Aucune des épistolières n’ayant répondu à l’invitation, elle jetait des regards hargneux vers la table joyeuse où elles se réunissaient. Marraines de guerre de jeunes gens dont on leur avait fourni la liste et qu’elles ne connaissaient pas, elles s’efforçaient, chaque semaine, de leur écrire une lettre réconfortante. Quand l’une d’elles était en panne d’inspiration, elles s’entraidaient. À vrai dire, toutes ces missives qui excitaient la curiosité de mademoiselle Landreville se ressemblaient beaucoup, car il y avait tant de sujets à éviter qu’il ne restait à écrire que des banalités. À la radio, on leur serinait qu’il ne fallait pas démoraliser les soldats. Elles ne faisaient donc aucune allusion aux restrictions et leur laissaient croire que le chocolat de leurs colis était aussi facile d’accès qu’avant la guerre. Impossible, également, de raconter les distrayantes sorties qu’elles faisaient avec les permissionnaires des camps d’entraînement. Les combattants n’avaient pas besoin d’apprendre que l’on s’amusait à l’arrière pendant qu’ils enduraient toutes sortes de privations et de souffrances.

Invariablement, la première à déclarer forfait était Thérèse. Après avoir sucé son porte-plume, le front plissé par l’effort, elle geignait :

— C’est de valeur, mais je ne sais pas quoi lui dire à mon filleul. Jacinthe, toi qui es bonne, tu peux m’aider ?

— Tu es capable, Thérèse.

— Mais non, j’y arrive pas. Envoye, Jacinthe, sois fine !

Sans trop se faire prier, Jacinthe dictait quelques phrases qui ne signifiaient pas grand-chose, mais remplissaient la feuille, et toute la tablée grattait le papier sans en perdre un seul mot.

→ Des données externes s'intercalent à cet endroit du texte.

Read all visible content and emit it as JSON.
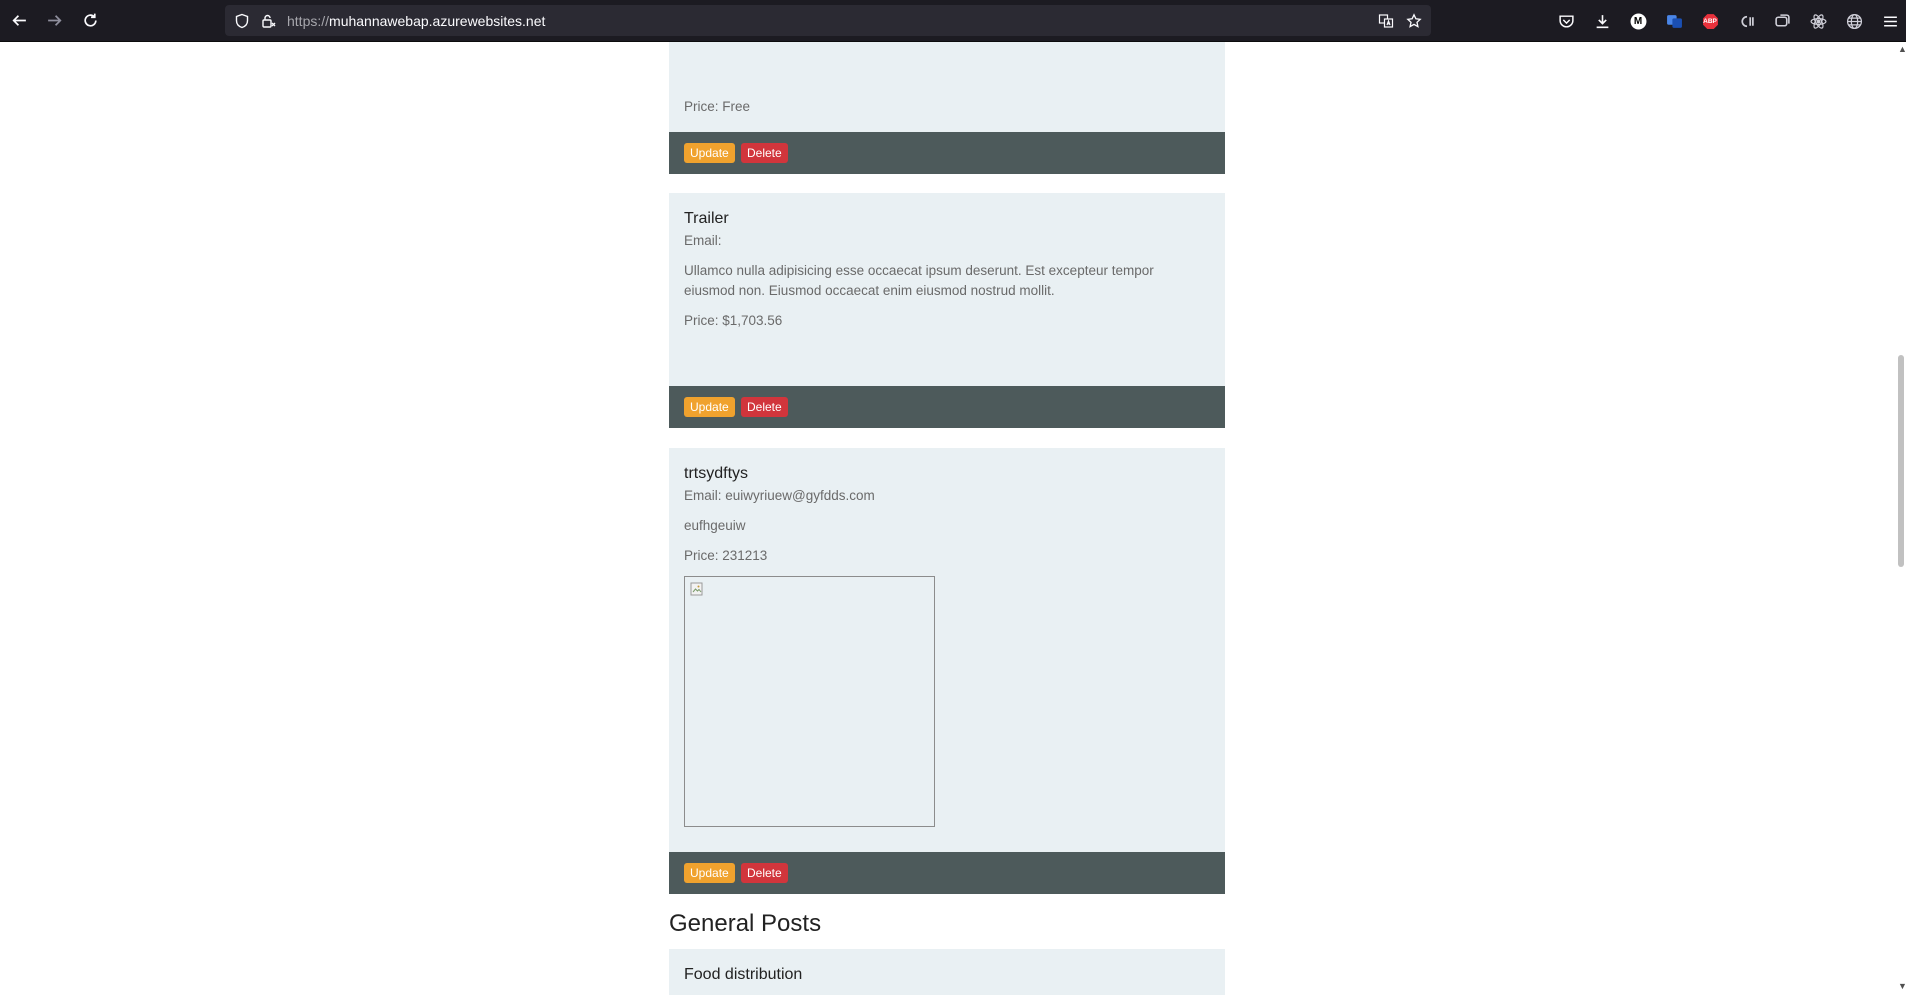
{
  "browser": {
    "url_prefix": "https://",
    "url_host": "muhannawebap.azurewebsites.net",
    "ext_badges": {
      "medium": "M",
      "abp": "ABP"
    }
  },
  "posts": [
    {
      "title": "",
      "email": "",
      "description": "",
      "price": "Price: Free",
      "update_label": "Update",
      "delete_label": "Delete"
    },
    {
      "title": "Trailer",
      "email": "Email:",
      "description": "Ullamco nulla adipisicing esse occaecat ipsum deserunt. Est excepteur tempor eiusmod non. Eiusmod occaecat enim eiusmod nostrud mollit.",
      "price": "Price: $1,703.56",
      "update_label": "Update",
      "delete_label": "Delete"
    },
    {
      "title": "trtsydftys",
      "email": "Email: euiwyriuew@gyfdds.com",
      "description": "eufhgeuiw",
      "price": "Price: 231213",
      "update_label": "Update",
      "delete_label": "Delete"
    }
  ],
  "general_section": {
    "heading": "General Posts",
    "first_post_title": "Food distribution"
  },
  "colors": {
    "update_button": "#f0a22e",
    "delete_button": "#d1353c",
    "card_background": "#e9f0f3",
    "card_footer": "#4d5a5b"
  }
}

— Cher Arthur, ou René, ou Normand… J’espère que la présente te trouvera en bonne santé. À Montréal, la vie est au ralenti en attendant de fêter le retour des soldats qui nous manquent tant.

Il y eut quelques ricanements qui provoquèrent un regard courroucé de mademoiselle Landreville.

— Vous devriez avoir honte d’être aussi sottes, dit-elle aigrement. Vous oubliez que ces pauvres garçons se battent pour nous.

— Soyez indulgente, mon amie, intervint madame Jodoin de sa voix douce, vous avez eu vingt ans vous aussi.

À ces mots, quelques rires éclatèrent, vite réprimés. L’idée que la gouvernante du curé ait pu avoir leur âge et s’intéresser aux jeunes gens, au maquillage et aux bas de soie était saugrenue.

— Chaque soir, continuait Jacinthe, imperturbable, je prie afin que Dieu te protège. À l’église, nous faisons des neuvaines pour que cette guerre finisse au plus tôt et ramène nos courageux soldats dans les foyers où leur retour est attendu avec impatience.

La page remplie, il ne manquait que les salutations et la signature pour être quitte de la corvée jusqu’à la semaine suivante.